Since hay fever and air pollution produce similar effects it may be difficult to decide that irritated eyes are cause by allergy. Hay fever is triggered by airborne pollens that are released seasonally. Airborne fungal spores may cause eye allergy at any time of the year. Chemical irritation may look and feel the same as allergy but the mechanism is different. When the red, itching or burning eye symptoms are chronic the diagnosis must also include food allergy.
Food allergy tends to produce more continuous prolonged eye irritation and is sometimes associated with small growths on the inner surface of the eyelids. Food allergy will always cause symptoms in other parts of the body. Small changes in the cornea with surface eye swelling may be reported as changes in focusing ability or blurring and may be part of a food reaction complex. Blurring of vision is reported frequently and may be associated with migraine headaches. Patients will often complain of blurring of vision as part of a mental fogginess experience; eye examination usually reveals no abnormality.
Migraine auras often involve dramatic visual changes with geometric figures appearing in the visual field. Migraine pain often feels like its coming from behind an eye and spreads into the forehead and temple. Rarely a migraine headaches is associated with a temporary loss of vision. Pain around and behind the eye is common in migraine. In cluster headaches, a migraine variant, eye pain, reddening and profuse tearing occur.
More serious threats as allergy turns into autoimmune disease. The major concern is inflammation in the small blood vessels of the retina and in the retina itself. Permanent visual loss can occur; prompt treatment of mysterious retinal inflammation with a food holiday on Alpha ENF (no food problems allowed in) and prednisone may save vision.
Effect of Air Pollution on the Eyes
Air pollution in the form of chlorofluorocarbons (CFCs) and similar compounds has been responsible for depletion of the stratospheric ozone layer, permitting increased amounts of UV radiation to reach the Earth. Excessive exposure to UV from the sun has a potential contributing role in the development of various eye disorders, including age-related cataract, pterygium (growth of tissue on the white of the eye), cancer of the skin around the eye, photokeratitis (sunburn of the cornea), corneal degenerative changes, and age-related macular degeneration. These effects are an important issue for ophthalmologists because of the sensitivity of the eye to UV-A and UV-B light, both of which have the capacity to produce painful conjunctivitis and have been linked to cataracts.

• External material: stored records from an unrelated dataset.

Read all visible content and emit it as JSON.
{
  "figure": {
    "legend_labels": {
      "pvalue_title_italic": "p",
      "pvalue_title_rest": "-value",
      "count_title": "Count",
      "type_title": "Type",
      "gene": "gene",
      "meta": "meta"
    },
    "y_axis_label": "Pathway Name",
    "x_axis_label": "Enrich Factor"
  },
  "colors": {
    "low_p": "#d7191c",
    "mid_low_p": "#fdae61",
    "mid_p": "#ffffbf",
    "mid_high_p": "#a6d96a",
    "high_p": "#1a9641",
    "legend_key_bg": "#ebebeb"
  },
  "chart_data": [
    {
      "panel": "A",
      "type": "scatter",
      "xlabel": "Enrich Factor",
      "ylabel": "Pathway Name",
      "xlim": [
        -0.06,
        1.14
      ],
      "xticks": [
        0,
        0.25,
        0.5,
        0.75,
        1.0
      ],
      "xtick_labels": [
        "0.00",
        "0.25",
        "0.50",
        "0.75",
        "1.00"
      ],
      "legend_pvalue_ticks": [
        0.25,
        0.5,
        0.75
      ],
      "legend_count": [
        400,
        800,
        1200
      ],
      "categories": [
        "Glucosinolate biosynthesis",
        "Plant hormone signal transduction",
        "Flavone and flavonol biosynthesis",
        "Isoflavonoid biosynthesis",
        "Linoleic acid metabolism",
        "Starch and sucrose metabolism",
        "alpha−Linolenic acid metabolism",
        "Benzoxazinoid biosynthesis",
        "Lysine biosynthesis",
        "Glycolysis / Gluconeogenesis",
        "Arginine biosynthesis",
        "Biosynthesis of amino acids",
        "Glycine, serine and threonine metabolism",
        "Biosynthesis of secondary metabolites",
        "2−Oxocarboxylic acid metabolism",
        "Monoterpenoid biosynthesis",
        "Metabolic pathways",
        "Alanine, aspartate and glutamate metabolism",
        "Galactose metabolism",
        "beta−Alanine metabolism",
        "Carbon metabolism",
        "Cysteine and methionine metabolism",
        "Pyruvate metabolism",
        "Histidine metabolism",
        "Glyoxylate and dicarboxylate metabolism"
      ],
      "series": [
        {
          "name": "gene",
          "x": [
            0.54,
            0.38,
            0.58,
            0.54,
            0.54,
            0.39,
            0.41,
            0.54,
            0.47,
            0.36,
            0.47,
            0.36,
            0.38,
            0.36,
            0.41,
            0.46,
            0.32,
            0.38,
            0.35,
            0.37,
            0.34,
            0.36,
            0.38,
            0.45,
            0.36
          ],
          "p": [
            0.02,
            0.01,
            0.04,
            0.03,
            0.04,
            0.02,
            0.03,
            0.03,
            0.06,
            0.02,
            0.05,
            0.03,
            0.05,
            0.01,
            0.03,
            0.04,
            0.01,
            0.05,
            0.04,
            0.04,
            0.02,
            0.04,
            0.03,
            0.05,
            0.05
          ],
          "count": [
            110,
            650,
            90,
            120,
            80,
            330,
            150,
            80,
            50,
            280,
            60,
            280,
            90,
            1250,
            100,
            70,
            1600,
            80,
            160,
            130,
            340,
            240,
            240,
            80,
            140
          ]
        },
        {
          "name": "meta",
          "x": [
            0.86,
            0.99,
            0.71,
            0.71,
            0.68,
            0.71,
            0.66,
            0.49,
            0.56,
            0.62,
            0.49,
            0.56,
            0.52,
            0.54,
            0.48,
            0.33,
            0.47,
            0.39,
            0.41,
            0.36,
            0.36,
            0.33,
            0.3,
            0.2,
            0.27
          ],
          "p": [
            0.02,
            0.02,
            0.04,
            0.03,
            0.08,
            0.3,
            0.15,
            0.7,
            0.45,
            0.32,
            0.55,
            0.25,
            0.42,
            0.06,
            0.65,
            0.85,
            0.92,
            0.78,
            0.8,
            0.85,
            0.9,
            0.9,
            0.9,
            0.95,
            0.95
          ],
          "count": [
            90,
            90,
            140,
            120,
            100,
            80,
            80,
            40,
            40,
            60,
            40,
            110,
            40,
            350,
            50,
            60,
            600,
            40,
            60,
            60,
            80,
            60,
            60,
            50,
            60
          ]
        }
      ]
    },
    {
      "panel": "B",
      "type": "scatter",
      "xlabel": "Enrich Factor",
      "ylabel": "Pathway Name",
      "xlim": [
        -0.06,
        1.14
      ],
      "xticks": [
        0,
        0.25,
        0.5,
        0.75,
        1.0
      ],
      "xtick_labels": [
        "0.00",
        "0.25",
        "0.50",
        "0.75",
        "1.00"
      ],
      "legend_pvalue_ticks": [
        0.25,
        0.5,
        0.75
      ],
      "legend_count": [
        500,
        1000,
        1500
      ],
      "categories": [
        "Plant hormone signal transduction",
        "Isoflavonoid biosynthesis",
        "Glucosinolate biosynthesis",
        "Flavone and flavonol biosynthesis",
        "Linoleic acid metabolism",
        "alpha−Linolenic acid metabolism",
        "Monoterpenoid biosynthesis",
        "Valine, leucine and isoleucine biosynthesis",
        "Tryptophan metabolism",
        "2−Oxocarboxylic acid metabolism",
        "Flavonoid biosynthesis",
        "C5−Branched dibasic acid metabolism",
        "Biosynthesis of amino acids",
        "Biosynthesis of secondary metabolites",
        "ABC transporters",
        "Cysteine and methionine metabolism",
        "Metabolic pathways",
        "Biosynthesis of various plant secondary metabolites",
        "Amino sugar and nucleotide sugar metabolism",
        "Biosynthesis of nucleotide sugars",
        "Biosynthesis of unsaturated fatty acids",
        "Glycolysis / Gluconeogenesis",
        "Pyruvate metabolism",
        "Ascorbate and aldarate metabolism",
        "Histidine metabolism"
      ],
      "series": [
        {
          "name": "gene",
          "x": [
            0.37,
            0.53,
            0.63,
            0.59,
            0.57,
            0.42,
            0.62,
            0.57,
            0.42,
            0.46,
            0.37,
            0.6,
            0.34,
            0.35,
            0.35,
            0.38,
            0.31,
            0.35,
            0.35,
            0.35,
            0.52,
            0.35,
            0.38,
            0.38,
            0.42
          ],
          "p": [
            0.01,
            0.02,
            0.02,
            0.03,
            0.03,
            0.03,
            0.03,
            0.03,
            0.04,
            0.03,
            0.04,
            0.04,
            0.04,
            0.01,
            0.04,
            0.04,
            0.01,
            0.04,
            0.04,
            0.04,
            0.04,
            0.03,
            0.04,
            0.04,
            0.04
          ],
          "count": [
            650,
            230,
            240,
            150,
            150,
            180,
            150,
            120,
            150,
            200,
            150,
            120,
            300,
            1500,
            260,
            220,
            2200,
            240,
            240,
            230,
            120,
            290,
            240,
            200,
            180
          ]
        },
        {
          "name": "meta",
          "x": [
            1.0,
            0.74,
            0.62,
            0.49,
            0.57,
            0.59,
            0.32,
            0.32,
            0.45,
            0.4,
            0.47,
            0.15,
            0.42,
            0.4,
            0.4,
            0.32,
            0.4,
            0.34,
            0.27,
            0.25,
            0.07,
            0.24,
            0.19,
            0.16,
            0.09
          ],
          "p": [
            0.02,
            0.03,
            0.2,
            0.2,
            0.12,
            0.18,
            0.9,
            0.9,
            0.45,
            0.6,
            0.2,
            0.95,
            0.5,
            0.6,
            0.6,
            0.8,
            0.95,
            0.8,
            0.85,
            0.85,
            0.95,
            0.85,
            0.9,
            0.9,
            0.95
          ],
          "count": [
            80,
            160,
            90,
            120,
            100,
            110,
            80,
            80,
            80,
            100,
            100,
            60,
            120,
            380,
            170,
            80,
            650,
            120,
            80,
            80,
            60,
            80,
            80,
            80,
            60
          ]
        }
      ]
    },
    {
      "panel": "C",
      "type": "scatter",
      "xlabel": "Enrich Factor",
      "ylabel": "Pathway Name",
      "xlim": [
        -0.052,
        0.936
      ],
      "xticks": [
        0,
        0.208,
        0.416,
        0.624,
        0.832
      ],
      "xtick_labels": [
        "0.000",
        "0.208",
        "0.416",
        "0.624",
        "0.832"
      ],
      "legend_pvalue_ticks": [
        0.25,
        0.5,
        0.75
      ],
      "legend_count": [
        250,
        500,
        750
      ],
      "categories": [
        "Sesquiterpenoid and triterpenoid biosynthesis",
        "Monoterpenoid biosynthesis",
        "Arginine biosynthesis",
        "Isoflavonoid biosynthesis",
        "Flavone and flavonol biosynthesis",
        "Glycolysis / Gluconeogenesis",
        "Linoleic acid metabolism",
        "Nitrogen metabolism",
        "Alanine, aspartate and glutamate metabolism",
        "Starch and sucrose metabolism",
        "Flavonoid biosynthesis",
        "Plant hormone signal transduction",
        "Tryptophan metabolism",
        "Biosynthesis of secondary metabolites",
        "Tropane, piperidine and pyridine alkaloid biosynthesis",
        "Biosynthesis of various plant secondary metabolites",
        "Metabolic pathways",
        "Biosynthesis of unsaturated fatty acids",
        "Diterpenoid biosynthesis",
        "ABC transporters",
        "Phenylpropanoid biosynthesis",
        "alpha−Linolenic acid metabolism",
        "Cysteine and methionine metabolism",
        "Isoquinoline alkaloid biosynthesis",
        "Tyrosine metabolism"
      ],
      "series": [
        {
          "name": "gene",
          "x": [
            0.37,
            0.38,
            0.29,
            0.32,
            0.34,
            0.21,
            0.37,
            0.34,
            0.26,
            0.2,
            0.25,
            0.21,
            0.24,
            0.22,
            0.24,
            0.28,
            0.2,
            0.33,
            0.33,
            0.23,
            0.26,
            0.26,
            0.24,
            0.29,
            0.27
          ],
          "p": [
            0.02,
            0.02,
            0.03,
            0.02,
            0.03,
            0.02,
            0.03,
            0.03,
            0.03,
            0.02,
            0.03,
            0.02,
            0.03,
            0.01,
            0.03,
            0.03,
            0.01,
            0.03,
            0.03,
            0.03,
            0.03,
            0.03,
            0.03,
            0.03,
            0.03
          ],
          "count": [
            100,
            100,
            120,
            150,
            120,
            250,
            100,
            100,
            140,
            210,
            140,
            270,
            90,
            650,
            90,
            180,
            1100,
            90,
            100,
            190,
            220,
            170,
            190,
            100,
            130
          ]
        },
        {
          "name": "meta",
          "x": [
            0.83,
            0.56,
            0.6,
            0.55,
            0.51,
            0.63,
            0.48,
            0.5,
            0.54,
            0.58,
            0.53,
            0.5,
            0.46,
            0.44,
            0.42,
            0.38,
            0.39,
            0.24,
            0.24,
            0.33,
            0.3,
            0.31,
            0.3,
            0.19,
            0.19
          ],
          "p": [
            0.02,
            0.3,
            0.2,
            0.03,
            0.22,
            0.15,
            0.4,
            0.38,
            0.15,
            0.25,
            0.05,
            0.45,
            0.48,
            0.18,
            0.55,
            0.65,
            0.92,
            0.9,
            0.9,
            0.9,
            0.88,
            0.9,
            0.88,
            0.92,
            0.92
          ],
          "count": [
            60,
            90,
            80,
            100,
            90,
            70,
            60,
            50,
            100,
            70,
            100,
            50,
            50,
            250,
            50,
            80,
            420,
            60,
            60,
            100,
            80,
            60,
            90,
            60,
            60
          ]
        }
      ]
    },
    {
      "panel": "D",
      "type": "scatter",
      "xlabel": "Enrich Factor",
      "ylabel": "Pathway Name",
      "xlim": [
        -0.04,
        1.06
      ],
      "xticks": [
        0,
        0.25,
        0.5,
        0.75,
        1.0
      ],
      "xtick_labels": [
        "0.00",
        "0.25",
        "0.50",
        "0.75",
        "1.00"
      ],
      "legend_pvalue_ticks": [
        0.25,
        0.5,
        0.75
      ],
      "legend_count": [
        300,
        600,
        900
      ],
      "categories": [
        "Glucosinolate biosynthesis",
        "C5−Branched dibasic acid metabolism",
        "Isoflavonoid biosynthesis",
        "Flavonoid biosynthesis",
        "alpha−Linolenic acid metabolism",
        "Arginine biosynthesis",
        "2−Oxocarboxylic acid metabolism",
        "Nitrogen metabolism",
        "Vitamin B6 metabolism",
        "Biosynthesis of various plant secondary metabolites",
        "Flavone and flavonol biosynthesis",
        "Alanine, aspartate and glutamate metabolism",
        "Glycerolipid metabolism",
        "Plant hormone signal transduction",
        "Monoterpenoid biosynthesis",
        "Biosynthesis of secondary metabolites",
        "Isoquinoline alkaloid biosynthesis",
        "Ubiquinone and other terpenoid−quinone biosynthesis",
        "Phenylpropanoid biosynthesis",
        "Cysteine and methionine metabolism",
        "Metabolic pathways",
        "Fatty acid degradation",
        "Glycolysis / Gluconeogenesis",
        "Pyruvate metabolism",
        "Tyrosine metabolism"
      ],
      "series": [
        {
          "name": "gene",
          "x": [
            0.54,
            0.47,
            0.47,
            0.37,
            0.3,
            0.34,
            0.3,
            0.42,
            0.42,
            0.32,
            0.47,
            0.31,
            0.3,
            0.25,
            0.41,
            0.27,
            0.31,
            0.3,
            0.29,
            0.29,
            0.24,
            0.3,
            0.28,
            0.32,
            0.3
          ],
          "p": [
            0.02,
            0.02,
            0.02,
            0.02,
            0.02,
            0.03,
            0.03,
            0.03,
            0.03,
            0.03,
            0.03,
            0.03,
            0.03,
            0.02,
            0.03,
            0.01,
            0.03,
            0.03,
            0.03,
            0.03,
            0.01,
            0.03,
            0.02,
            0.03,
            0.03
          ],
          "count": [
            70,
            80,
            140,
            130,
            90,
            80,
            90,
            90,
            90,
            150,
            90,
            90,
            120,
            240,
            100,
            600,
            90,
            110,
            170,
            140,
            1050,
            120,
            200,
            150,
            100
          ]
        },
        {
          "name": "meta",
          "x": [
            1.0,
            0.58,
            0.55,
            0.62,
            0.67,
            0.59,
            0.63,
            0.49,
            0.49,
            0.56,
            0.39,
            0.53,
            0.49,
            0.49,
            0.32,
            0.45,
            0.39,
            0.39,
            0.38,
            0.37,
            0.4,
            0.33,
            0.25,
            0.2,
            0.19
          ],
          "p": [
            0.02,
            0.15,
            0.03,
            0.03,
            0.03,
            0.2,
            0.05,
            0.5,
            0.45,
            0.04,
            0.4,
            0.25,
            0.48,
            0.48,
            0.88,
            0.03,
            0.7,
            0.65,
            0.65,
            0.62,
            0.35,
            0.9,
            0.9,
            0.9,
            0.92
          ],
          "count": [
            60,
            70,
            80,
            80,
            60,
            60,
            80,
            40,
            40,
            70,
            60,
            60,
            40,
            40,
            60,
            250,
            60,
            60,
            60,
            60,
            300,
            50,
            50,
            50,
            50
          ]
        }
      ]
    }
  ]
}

Photochemical smog and its constituents are individually and collectively irritating to the eyes, but current knowledge suggests that permanent eye damage does not result from these forms of air pollution. (From NAPE Conference on Air Pollution)
Indoor Air Quality
All of the indoor air pollutants that bother he nose can also cause eye
symptoms. With irritation, red burning eyes are the common complaint, sometimes
with blurring of vision. Tobacco smoke is the most common culprit at home and in
work environments where smoking is permitted.